Jinja Safari - Locked ByLand
Tue 1st Nov, 2011 in Music Reviews
Jinja Safari have scored a wealth of acclaim and opportunity in just eighteen months together. Locked By Land, their latest release, seeks to justify their ascension to the limelight. The retrospective accumulates the band’s recordings to date with a few new tracks and remixes thrown in for good measure.

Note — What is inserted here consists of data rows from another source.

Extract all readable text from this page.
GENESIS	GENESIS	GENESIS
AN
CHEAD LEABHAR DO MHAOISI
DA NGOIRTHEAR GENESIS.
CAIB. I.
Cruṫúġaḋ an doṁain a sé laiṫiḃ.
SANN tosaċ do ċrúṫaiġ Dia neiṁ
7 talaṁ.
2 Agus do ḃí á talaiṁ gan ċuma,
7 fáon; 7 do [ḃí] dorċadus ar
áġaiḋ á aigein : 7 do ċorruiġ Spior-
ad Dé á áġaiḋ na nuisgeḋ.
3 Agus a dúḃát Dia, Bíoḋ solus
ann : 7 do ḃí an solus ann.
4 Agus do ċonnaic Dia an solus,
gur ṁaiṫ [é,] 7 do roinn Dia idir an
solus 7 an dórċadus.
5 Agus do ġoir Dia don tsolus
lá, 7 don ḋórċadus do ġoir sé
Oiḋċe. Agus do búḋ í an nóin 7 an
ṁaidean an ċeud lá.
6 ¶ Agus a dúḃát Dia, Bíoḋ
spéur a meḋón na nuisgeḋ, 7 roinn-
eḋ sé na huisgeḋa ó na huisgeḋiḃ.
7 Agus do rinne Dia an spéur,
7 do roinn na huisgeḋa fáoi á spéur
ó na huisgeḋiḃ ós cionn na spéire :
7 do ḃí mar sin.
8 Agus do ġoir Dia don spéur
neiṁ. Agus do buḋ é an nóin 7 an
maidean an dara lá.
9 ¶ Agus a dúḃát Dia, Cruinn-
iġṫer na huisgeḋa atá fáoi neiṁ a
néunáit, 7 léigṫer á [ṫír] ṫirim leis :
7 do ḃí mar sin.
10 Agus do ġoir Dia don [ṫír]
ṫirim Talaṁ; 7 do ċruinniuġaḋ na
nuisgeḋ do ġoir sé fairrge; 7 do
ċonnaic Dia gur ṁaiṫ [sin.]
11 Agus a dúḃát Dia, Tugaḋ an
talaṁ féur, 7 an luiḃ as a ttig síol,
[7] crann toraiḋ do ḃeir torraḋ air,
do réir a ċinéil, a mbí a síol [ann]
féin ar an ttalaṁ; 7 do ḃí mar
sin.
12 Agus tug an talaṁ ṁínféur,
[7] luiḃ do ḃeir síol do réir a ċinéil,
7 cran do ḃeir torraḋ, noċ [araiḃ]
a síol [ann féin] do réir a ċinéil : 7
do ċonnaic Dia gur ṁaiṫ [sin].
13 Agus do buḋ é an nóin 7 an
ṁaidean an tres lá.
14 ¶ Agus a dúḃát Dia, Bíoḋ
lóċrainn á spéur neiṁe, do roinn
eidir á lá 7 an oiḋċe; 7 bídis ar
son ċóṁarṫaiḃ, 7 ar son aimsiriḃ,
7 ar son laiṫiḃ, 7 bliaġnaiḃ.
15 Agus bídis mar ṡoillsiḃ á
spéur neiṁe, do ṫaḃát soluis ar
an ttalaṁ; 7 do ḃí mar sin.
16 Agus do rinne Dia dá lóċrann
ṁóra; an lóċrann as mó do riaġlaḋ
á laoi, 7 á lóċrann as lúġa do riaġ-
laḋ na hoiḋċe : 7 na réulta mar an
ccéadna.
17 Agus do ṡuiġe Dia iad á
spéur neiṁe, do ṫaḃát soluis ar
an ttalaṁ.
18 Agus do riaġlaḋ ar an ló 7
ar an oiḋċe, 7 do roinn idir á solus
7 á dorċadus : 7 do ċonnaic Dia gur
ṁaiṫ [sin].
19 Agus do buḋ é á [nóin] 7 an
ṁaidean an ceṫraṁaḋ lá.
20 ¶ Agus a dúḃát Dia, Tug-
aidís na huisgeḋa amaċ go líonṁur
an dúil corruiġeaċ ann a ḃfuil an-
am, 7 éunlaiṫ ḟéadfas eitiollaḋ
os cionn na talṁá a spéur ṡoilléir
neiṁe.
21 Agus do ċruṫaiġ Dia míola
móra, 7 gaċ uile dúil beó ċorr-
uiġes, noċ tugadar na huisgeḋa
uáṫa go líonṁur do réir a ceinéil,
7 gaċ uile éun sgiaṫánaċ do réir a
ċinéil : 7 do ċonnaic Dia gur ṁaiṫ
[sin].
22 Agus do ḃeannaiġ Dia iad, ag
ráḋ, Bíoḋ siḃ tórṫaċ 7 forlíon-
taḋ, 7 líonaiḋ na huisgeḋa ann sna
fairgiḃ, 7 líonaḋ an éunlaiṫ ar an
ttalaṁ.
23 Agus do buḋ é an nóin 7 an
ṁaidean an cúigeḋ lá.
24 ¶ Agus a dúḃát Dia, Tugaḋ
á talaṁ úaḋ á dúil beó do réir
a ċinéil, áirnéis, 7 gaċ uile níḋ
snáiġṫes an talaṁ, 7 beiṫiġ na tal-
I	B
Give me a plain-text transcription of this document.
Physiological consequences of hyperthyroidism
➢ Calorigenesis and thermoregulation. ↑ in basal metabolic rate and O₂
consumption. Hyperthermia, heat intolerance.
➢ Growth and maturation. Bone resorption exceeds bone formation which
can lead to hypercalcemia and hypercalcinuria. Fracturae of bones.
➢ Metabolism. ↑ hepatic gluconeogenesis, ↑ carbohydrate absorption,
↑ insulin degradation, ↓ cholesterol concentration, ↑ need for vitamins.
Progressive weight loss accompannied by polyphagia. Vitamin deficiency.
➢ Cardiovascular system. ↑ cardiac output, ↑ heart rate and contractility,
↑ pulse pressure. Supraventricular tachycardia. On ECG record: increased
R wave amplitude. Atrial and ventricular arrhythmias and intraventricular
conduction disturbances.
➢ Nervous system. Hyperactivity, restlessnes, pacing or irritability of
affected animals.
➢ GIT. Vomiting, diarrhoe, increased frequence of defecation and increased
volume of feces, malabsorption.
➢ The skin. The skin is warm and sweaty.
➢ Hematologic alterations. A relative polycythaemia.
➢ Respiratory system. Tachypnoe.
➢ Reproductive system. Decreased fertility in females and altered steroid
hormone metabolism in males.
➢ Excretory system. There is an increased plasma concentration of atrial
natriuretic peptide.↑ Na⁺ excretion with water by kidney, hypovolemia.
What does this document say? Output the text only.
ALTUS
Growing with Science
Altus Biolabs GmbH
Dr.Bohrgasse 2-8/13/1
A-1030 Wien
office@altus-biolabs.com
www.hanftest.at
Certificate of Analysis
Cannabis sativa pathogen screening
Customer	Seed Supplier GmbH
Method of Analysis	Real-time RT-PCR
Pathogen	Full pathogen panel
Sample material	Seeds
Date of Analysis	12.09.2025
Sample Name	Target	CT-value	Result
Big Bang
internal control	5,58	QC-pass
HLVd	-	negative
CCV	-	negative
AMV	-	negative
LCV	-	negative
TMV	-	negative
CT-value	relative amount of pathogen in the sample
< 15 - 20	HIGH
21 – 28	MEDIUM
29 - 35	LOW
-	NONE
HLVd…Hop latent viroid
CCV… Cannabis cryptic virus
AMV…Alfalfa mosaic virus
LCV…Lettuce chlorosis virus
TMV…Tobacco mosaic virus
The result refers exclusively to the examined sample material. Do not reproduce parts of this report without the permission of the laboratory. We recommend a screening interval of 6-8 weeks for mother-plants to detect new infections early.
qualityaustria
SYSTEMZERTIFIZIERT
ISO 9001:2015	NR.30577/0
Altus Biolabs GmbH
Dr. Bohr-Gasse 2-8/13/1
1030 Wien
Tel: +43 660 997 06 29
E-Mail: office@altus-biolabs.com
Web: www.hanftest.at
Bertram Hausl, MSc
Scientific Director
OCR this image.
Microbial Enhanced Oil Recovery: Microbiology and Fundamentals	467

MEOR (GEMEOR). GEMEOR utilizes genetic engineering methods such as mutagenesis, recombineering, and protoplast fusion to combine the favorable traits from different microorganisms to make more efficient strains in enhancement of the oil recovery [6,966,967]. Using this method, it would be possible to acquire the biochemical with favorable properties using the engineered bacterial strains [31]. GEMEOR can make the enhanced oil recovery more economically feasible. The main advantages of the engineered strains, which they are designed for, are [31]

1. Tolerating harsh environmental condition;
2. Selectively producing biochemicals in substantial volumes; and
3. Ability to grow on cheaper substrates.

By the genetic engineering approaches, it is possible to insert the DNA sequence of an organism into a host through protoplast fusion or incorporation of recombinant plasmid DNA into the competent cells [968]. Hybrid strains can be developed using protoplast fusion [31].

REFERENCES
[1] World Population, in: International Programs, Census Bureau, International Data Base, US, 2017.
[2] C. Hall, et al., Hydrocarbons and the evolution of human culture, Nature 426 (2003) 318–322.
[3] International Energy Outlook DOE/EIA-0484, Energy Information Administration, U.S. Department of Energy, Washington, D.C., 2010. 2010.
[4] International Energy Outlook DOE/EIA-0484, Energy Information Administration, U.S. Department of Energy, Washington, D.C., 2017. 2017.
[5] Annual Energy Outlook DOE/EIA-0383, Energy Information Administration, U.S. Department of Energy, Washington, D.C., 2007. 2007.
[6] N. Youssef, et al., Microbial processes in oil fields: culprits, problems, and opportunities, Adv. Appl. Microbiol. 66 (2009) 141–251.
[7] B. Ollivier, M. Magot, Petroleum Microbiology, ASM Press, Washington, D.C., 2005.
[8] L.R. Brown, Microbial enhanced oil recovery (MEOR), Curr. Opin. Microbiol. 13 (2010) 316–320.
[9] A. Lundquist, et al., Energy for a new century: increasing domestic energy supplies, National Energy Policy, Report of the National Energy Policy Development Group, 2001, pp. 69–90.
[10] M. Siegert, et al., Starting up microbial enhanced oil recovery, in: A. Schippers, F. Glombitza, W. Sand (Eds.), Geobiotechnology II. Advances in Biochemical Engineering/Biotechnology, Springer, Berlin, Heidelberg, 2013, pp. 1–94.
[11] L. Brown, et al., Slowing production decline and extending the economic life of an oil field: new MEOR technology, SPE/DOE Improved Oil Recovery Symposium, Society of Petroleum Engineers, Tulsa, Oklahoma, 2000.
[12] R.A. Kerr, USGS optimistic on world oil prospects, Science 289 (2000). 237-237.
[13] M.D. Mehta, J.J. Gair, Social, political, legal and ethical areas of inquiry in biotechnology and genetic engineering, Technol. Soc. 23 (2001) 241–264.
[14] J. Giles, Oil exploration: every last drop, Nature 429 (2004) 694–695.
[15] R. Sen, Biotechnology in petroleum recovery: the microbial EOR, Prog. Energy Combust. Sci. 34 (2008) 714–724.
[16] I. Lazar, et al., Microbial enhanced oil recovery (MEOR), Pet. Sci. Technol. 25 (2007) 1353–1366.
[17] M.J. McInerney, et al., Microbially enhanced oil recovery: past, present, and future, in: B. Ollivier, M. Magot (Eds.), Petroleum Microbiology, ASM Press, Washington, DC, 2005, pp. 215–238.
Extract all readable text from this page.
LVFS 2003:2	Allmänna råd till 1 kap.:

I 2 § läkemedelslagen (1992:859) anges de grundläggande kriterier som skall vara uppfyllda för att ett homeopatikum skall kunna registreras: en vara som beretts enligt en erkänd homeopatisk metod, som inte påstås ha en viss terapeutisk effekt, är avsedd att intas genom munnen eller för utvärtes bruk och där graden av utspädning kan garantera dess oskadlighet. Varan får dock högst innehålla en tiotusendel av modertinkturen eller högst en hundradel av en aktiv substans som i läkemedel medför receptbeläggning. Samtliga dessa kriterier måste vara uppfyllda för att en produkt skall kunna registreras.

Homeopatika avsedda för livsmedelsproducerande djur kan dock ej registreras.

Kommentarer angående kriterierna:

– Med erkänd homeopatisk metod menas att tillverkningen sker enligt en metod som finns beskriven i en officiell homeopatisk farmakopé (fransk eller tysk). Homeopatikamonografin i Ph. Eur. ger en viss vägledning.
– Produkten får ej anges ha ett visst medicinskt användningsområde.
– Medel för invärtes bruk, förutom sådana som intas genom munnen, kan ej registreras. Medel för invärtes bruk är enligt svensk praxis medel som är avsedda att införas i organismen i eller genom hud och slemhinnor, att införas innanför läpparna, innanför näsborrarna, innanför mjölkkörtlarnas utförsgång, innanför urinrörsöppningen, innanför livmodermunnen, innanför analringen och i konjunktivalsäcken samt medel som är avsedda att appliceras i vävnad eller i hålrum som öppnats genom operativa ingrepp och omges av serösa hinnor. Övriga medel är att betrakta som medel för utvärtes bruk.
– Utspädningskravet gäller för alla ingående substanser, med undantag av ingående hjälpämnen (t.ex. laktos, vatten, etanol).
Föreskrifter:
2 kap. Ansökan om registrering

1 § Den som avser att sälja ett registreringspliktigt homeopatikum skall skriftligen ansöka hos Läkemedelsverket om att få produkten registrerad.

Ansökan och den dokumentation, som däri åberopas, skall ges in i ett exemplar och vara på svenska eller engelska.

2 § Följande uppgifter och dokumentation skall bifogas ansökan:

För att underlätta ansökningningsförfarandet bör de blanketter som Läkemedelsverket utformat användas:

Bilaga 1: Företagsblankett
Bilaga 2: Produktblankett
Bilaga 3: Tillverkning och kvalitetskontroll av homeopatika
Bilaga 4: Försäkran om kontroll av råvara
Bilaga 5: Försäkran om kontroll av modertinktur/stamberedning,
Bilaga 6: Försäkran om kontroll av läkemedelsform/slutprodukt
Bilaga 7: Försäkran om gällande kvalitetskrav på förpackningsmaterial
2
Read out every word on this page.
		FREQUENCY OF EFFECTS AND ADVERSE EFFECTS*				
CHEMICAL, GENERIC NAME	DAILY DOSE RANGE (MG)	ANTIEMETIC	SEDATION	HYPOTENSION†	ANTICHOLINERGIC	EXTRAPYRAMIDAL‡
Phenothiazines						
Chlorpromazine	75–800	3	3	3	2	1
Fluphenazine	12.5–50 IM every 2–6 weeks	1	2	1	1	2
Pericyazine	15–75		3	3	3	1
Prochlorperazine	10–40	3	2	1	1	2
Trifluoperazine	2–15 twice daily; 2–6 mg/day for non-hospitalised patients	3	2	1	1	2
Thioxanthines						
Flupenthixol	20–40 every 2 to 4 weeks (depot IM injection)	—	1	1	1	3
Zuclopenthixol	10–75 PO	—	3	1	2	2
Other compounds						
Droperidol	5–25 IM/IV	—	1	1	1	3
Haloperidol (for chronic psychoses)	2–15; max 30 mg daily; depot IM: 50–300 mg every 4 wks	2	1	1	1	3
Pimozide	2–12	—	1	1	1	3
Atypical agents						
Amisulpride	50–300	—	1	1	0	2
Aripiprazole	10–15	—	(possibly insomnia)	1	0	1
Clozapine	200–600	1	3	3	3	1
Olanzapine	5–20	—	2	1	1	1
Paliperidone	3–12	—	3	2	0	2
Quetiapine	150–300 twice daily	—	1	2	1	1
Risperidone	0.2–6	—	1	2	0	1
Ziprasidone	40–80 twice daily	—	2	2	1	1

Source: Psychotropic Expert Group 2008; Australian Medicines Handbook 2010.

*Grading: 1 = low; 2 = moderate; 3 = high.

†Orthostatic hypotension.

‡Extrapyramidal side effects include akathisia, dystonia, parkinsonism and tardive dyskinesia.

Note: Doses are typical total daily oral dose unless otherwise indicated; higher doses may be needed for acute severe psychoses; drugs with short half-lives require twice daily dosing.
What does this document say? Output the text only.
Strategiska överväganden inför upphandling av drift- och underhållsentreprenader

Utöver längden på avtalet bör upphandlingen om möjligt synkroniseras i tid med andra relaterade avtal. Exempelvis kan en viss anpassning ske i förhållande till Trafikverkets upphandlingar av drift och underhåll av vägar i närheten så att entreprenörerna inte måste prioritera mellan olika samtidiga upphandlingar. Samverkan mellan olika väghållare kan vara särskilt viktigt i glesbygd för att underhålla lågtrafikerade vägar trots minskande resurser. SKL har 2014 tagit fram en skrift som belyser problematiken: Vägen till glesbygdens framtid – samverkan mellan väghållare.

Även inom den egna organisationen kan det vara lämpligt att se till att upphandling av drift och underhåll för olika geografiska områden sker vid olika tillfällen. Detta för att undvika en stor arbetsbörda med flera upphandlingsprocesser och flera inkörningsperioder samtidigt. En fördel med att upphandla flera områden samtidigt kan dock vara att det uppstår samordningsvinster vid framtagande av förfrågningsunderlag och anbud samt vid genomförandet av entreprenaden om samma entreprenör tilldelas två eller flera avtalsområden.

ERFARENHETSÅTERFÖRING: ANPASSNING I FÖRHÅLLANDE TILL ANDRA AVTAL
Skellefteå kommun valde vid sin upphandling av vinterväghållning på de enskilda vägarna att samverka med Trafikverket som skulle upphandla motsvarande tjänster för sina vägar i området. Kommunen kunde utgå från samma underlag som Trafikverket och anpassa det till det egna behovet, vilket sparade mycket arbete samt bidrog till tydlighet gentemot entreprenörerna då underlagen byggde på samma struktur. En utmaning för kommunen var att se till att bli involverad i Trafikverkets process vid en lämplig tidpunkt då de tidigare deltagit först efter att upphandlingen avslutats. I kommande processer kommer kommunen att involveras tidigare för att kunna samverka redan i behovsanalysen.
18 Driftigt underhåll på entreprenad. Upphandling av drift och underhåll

Locked By Land quickly captures Jinja Safari’s modus operandi well – opener Sunken House suggesting an earthy wilderness in fusing an uber-hip afropop with coolly ambient alternative rock. The band have been dogged in their persistence over their short career, this stylistic approach a fierce constant throughout the album. It’s just as well, then, that it’s particularly pleasing formula they’ve designed, their chirpy electronic tendencies colliding with their tribal thoroughfares beautifully. Jinja Safari profess a uniquely spiritual expertise, their dense compositions marked by a dreamy disconnect sure to straddle psychedelic territory. It’s as if the group have imagined a hipster-inspired renovation of an Australian Geographic outlet, their sonic ramblings both soothing and yet somewhat theatrical.
Naturally, Jinja Safari’s unabashed ambition accounts for the lack of a formidable pop context throughout Locked By Land. The album is intriguing for its adventure and a series of obtuse wonders, but on the whole, Locked By Land is not quite as blissfully intoxicating as you’d expect. In theory, Jinja Safari’s style appears irresistible, but in practice, the band only occasionally strike gold.
The level of the album’s quality outside of the band’s biggest tracks does fluctuate and, yes: the highlights are those singles that most indie-enthusiasts have come to know and love already. The jittery Hiccups succeeds in its strong melody, its chorus spiralling with an infectious flare before spruiking a delectable electronic cacophony. The band adhere to a kind of delicious mish-mash of Vampire Weekend and Fleet Foxes, Scarecrow – a hazy sitar-laced jam – and Families emerging prime examples. Meanwhile, the album’s remixes (packed in at the tail-end of the release) are actually worth checking out, particularly the funky Fishing Sandy Pant remix of Peter Pan.
Though Locked By Land leaves little wonder why Jinja Safari are so lauded nationwide, their back-catalogue conceals the occasional misstep. The band have secured the often-dubious distinction of being among the foremost unique specimens of Australia’s next crop: though their ambition often proves highly entertaining, they frequently lose sight of qualities both more appetising and enduring to listeners. Nevertheless, it’s hard to look past Jinja Safari. In the past year and a half they have exploded onto the scene and Locked By Land demonstrates that their popularity is not for nothing.